Plättchengebundene Antikörper und Neutrophilen-Plättchen-Interaktionen bei verschiedenen Erkrankungen des Hundes

Thrombozyten spielen eine zentrale Rolle bei der Hämostase und Thromboseentstehung und sind maßgeblich an einer Vielzahl weiterer physiologischer und pathophysiologischer Prozesse wie Entzündungsreaktionen, Immunabwehr, Wundheilung und Tumormetas-tasierung beteiligt. Im ersten, retrospektiven Teil dieser Arbeit wurden zugrundeliegende Erkrankungen, sowie klinische und labordiagnostische Merkmale bei thrombozytopenischen Hunden mit und ohne plättchengebundene Antikörper, sowie labordiagnostische Parameter bei Hunden mit vermuteter primärer immunvermittelter Thrombozytopenie (pIMT) (d.h. ohne nachweisbare Ursache) charakterisiert. Dafür wurden die Patientendaten von thrombozytopenischen Hunden, bei denen im Zeitraum von Januar 2004 bis Dezember 2006 ein Test zur Bestimmung von plättchengebundenen Antikörpern mittels Durchflusszytometrie durchgeführt wurde, retrospektiv ausgewertet.

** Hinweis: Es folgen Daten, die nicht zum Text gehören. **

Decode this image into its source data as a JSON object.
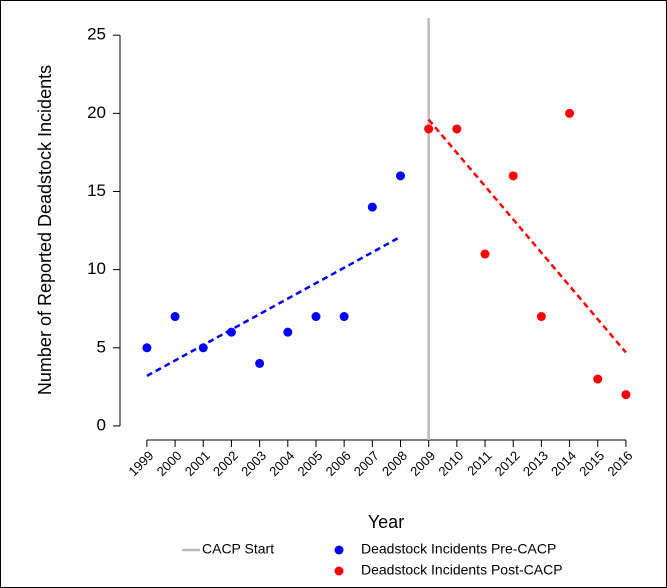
{
  "chart_data": {
    "type": "scatter",
    "x_label": "Year",
    "y_label": "Number of Reported Deadstock Incidents",
    "xlim": [
      1998.4,
      2016.5
    ],
    "ylim": [
      -0.9,
      26.1
    ],
    "xticks": [
      1999,
      2000,
      2001,
      2002,
      2003,
      2004,
      2005,
      2006,
      2007,
      2008,
      2009,
      2010,
      2011,
      2012,
      2013,
      2014,
      2015,
      2016
    ],
    "yticks": [
      0,
      5,
      10,
      15,
      20,
      25
    ],
    "legend": "bottom",
    "vline": {
      "name": "CACP Start",
      "x": 2009,
      "color": "#bbbbbb"
    },
    "series": [
      {
        "name": "Deadstock Incidents Pre-CACP",
        "color": "#0000ff",
        "x": [
          1999,
          2000,
          2001,
          2002,
          2003,
          2004,
          2005,
          2006,
          2007,
          2008
        ],
        "values": [
          5,
          7,
          5,
          6,
          4,
          6,
          7,
          7,
          14,
          16
        ]
      },
      {
        "name": "Deadstock Incidents Post-CACP",
        "color": "#ff0000",
        "x": [
          2009,
          2010,
          2011,
          2012,
          2013,
          2014,
          2015,
          2016
        ],
        "values": [
          19,
          19,
          11,
          16,
          7,
          20,
          3,
          2
        ]
      }
    ],
    "trend_lines": [
      {
        "color": "#0000ff",
        "x": [
          1999,
          2008
        ],
        "values": [
          3.2,
          12.1
        ]
      },
      {
        "color": "#ff0000",
        "x": [
          2009,
          2016
        ],
        "values": [
          19.6,
          4.7
        ]
      }
    ]
  }
}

Bei 37 der 83 Hunde (45%), die in die Studie aufgenommen wurden, konnten plättchengebundene Antikörper gefunden werden. Eine Vielzahl zugrunde liegender Erkrankungen wurden bei Hunden sowohl mit als auch ohne plättchengebundene Antikörper diagnostiziert. Von einer pIMT wurde bei 13 Hunden, bei denen keine Grunderkrankung gefunden werden konnte, ausgegangen.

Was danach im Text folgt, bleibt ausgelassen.